165 続・いじめの構図 -9
- 2007.04.10
- 引かれ者の小唄
****その9)
訂正に夕方の6時過ぎまでかかったものの、なんとかその日のうちに登録申請書が受理された。添付書類等の枚数は、実に370枚。同時期に行った、公認会計士の登録申請に添えた書類等の枚数が16枚であったから、ナント23倍の量である。量が多くなった最大の要因は、私が役員をしている会社等の全てについて、次のような書類を要求されたからだ。
+在職証明書
+登記簿謄本(原本)
+定款(写し)
+営業(決算)報告書のコピー(直近2年分、役員報酬の明細書添付)
+業務執行に関する誓約書
+承諾書
私の場合、財団法人とか宗教法人あるいは上場会社を含めると、該当するのが11もあった。その全てについて、上記の1.~6.の書類を取り寄せたのであるから、枚数が多くなったのである。このような書類が、税理士の登録申請に何故必要なのか、全くもって理解に苦しむところである。勿論、法令で明示されている書類ではない。税理士会が勝手な取り決めをして、徴求しているものだ。ちなみに、公認会計士の登録に関しては、このような訳の分らない書類の添付など必要とされてはいない。当然のことである。
前回の詳細すぎる履歴書といい、上記のような添付趣旨の判然としない書類といい、有資格者であってもなんとか難クセをつけて、できるだけ登録を阻止しようとする税理士会側の思惑が透けて見えるようだ。法律によって独占業務とされている、税理士業という“聖域”をギルド的に守り抜くと共に、監督官庁である国税庁の意に副わない異分子を排除するためであろうか。
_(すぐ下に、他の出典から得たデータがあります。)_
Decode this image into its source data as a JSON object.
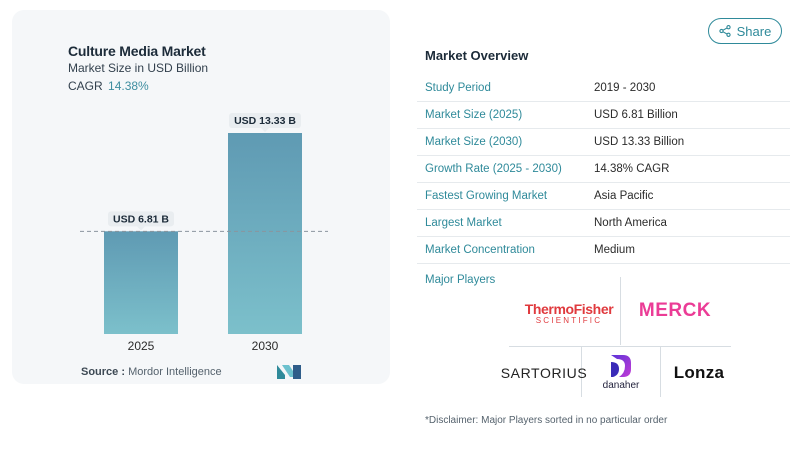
{
  "left_panel": {
    "title": "Culture Media Market",
    "subtitle": "Market Size in USD Billion",
    "cagr_label": "CAGR",
    "cagr_value": "14.38%",
    "source_label": "Source :",
    "source_name": "Mordor Intelligence"
  },
  "chart_data": {
    "type": "bar",
    "title": "Culture Media Market",
    "subtitle": "Market Size in USD Billion",
    "categories": [
      "2025",
      "2030"
    ],
    "values": [
      6.81,
      13.33
    ],
    "data_labels": [
      "USD 6.81 B",
      "USD 13.33 B"
    ],
    "reference_line_at": 6.81,
    "ylim": [
      0,
      13.33
    ],
    "grid": false,
    "colors": [
      "#5f9ab3",
      "#7cc0cb"
    ]
  },
  "share": {
    "label": "Share",
    "icon": "share-icon"
  },
  "overview": {
    "title": "Market Overview",
    "rows": [
      {
        "key": "Study Period",
        "value": "2019 - 2030"
      },
      {
        "key": "Market Size (2025)",
        "value": "USD 6.81 Billion"
      },
      {
        "key": "Market Size (2030)",
        "value": "USD 13.33 Billion"
      },
      {
        "key": "Growth Rate (2025 - 2030)",
        "value": "14.38% CAGR"
      },
      {
        "key": "Fastest Growing Market",
        "value": "Asia Pacific"
      },
      {
        "key": "Largest Market",
        "value": "North America"
      },
      {
        "key": "Market Concentration",
        "value": "Medium"
      }
    ]
  },
  "players": {
    "title": "Major Players",
    "thermo_name": "ThermoFisher",
    "thermo_sub": "SCIENTIFIC",
    "merck": "MERCK",
    "sartorius": "SARTORIUS",
    "danaher": "danaher",
    "lonza": "Lonza"
  },
  "disclaimer": "*Disclaimer: Major Players sorted in no particular order"
}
私はかねてから税理士業務の全てを独占業務とし、一般の人を排除することに疑念を抱いていた。日本国憲法に定める納税義務を履行するのに、何故お金を払ってまでする必要があるのか、というのが基本的視座であり、加えて、その納税手続きの代行を一部の者(つまり税理士)に限定しなければならない合理的な理由が見い出せないからだ。納税者の視点がスッポリと欠落している税理士法は、これまた憲法に定められている納税者の権利をないがしろにするものであり、結果的に国民に害悪を与えるものではないか。税理士とは何なのか、日本の中にあって一体いかなる存在であるべきなのか、改めてそのレーゾン・デートル(存在理由)が問い直されるべきである。私の税理士再登録が完了した現在、このような思いはますます強くなっている。一刻も早く、イギリスとかアメリカのように、納税手続きは資格など関係なく誰でもできるようにし、独占業務を税務代理のみに限定すべきではないか。その上で、税務署の下請的な存在に甘んじざるを得ないような、現在の税理士の脆弱(ぜいじゃく)な立場を抜本的に改め、日本国憲法が要請している納税者の権利が名実共に守られるように、“税金の弁護士”(Tax Attorney)としての確固たる立場を明確にすべきである。税法学の泰斗(たいと)、北野弘久博士がかねてから主張されているように、
からだ。
ただ、当面の間少なくとも、法律上はあいまいになっているものの、実務の上では無償独占性(無料で税金の相談をしたり申告書を作成したりすることも税理士の独占業務とし、一般人に禁じられていること)が大手を振ってまかり通っている現状を改め、即刻、税理士法の法文上、「有償」の文言を入れるべく法改正すべきであろう。弁護士法とか公認会計士法には「有償」の文言が入っており、それぞれ無償の行為を罰する規定はないのに対して、税理士法だけひそかに削られているのは、国税当局の陰謀としか考えられない。世界広しといえども、納税に絡む仕事に関して、無償独占性がまかり通っているのは日本だけだ。現在の税理士の半分を占める税務署OBの食い扶持(ぶち)を確保するために、国税庁が仕組んだ仕掛けであるかもしれないし、更に言えば、税理士の監督官庁である国税庁が、無償独占を含んだ独占業務規定をテコとして、管理下に置いている税理士を意のままに支配するための小道具であるかもしれない。法文上は明確にしないであいまいにしておき、税理士法の施行運用においては、当局の意に副わない税理士を、強制加入となっている税理士会から村八分的に排除したが最後、“ニセ税理士”摘発というゴマカシの大義名分を振りかざして、二度と税理士業界に復帰させようとしない現状は、先に述べた税務書類の恣意的な拡大解釈と共に、税務行政の横暴性と恣意性を象徴するものだ。私が、“続・いじめの構図 -5”で指摘した、「税理士法の中に組み込まれているカラクリ」の一端が、この無償独占性なのである。税理士の口を封じて当局の意のままに操り、納税者の権利を阻害している、いわば、税務行政に巣食っているガンである。